BAYERN. Bayern, Hessen und andere unionsgeführte Landesregierungen haben Gender-Sonderzeichen in Schulen, Hochschulen und Behörden unlängst verboten. Die Antidiskriminierungsstelle des Bundes äußert Bedenken. Sie hat eigens ein Rechtsgutachten herausgegeben.

“Rückschritt ins letzte Jahrhundert”: Die Antidiskriminierungsbeauftragte des Bundes, Ferda Ataman. Foto: Stephan Röhl / Heinrich-Böll-Stiftung / Wikimedia Commons (CC BY-SA 2.0)

Die Antidiskriminierungsstelle des Bundes (ADS) warnt vor einem staatlichen Verbot inklusiver und geschlechtsgerechter Sprache. «Menschen zu verbieten, inklusive Sprache zu verwenden, ist ein Rückschritt ins letzte Jahrhundert. Der Staat sollte Respekt und Toleranz fördern, nicht verbieten», sagte Ferda Ataman, Bundesbeauftragte für Antidiskriminierung, in einer Mitteilung.

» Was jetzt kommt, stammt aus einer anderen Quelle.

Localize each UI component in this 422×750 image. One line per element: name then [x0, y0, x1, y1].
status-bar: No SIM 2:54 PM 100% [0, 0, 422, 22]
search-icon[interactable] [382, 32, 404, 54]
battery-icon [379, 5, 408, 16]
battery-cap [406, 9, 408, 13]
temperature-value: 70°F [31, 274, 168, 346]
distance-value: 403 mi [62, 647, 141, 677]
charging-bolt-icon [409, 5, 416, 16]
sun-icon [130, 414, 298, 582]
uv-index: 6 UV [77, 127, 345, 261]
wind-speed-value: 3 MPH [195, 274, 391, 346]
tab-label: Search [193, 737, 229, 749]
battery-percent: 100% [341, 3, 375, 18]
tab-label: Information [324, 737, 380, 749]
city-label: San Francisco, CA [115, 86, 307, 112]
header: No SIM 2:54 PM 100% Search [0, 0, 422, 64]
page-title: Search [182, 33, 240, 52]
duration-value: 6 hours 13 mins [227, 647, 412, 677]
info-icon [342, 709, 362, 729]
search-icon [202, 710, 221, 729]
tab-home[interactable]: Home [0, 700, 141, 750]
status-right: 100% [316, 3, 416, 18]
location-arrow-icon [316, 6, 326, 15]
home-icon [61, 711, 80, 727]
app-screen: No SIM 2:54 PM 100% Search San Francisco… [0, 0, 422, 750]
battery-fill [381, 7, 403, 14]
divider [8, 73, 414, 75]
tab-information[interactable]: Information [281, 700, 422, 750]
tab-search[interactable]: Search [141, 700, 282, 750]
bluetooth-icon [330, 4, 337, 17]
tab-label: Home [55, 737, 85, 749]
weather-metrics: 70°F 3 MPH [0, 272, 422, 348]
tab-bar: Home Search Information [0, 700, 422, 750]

Einen angeblichen Genderzwang, gegen den sich Verbote auf Länderebene richteten, gebe es nicht, sagte Ataman. «Das ist eine Scheindebatte.» Bereits in mehreren von CDU und CSU geführten Bundesländern, darunter Bayern, Sachsen, Sachsen-Anhalt und Hessen, wurden in den vergangenen Monaten Regelungen verordnet oder angekündigt, die an Schulen, Hochschulen oder in der Verwaltung das Gendern mittels nicht amtlicher Sonderzeichen wie beispielsweise Sternchen und Unterstriche verbieten. Im Amtlichen Regelwerk der deutschen Rechtschreibung sind solche Sonderzeichen bislang nicht vorgesehen.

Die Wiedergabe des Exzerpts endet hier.